Agreement has been reached about teachers' working hours, ending the strikes that have disrupted Norway for over two weeks, it was announced on Monday.

Norway's teachers' strike over as unions agree
Pupils return to Norway schools from Tuesday after teachers' conflicts resolved. Photo: Shutterstock

Unions agreed to a solution for the debated teachers' working hours over the weekend and the outcome that the strike will end was announced at a press conference on Monday morning at 8.30am.

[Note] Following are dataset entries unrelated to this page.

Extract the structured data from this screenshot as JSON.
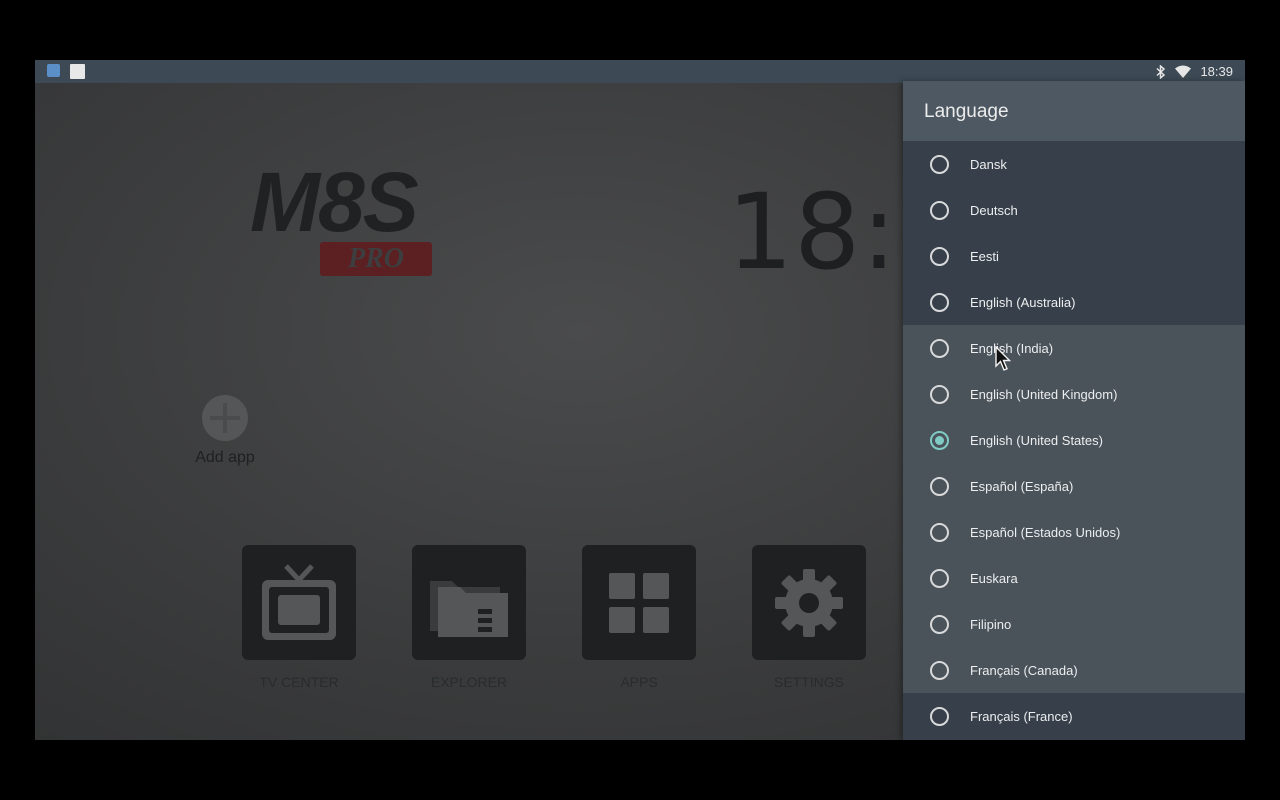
{
  "status_bar": {
    "time": "18:39",
    "icons": [
      "gallery-icon",
      "square-icon",
      "bluetooth-icon",
      "wifi-icon"
    ]
  },
  "home": {
    "logo_text": "M8S",
    "logo_badge": "PRO",
    "clock": "18:3",
    "add_app_label": "Add app",
    "tiles": [
      {
        "label": "TV CENTER",
        "icon": "tv-icon"
      },
      {
        "label": "EXPLORER",
        "icon": "folder-icon"
      },
      {
        "label": "APPS",
        "icon": "apps-grid-icon"
      },
      {
        "label": "SETTINGS",
        "icon": "gear-icon"
      }
    ]
  },
  "language_panel": {
    "title": "Language",
    "items": [
      {
        "label": "Dansk",
        "selected": false
      },
      {
        "label": "Deutsch",
        "selected": false
      },
      {
        "label": "Eesti",
        "selected": false
      },
      {
        "label": "English (Australia)",
        "selected": false
      },
      {
        "label": "English (India)",
        "selected": false
      },
      {
        "label": "English (United Kingdom)",
        "selected": false
      },
      {
        "label": "English (United States)",
        "selected": true
      },
      {
        "label": "Español (España)",
        "selected": false
      },
      {
        "label": "Español (Estados Unidos)",
        "selected": false
      },
      {
        "label": "Euskara",
        "selected": false
      },
      {
        "label": "Filipino",
        "selected": false
      },
      {
        "label": "Français (Canada)",
        "selected": false
      },
      {
        "label": "Français (France)",
        "selected": false
      }
    ]
  },
  "colors": {
    "accent": "#80cbc4",
    "panel_bg": "#37404a",
    "panel_header": "#4e5862"
  }
}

KS finally agreed to the teachers' unions demands about working hours, said Skolenes Landsforbund (National Association of Schools).
Anne Finborud, leader of Skolenes Landsforbund, said to NTB: “The agreement on the table now is significantly improved from the one we voted down in May, especially on working hours. This is where KS has been forced to retreat. We are still not completely satisfied and think that on some points the agreement is worse than today's agreement.”
Today's agreement on working hours will be in effect from one year ahead. The new agreement will not entail more working hours in schools, without local agreement.
The majority of the board of Skolenes Landsforbund voted for the agreement at the weekend. This offer will also be put to the union members' vote.
The solution of the conflict states that if the parties don't agree on working hours, the case will be brought further to an arbitration system within the local municipal government. If the parts cannot agree in this instance, today's agreement will then apply.
Finborud said: “This conflict has shown that KS obviously does not have the necessary competence to run schools. Now the municipalities, as school owners, have to listen to the teachers locally and contribute to build up the trust that KS has torn down.”
The partiesin the teacher conflict sat together until late on the night to Sunday, according to NTB.
More than 100,000 student at more than 200 schools were affected by the strike, but from Tuesday all pupils will return to their schools.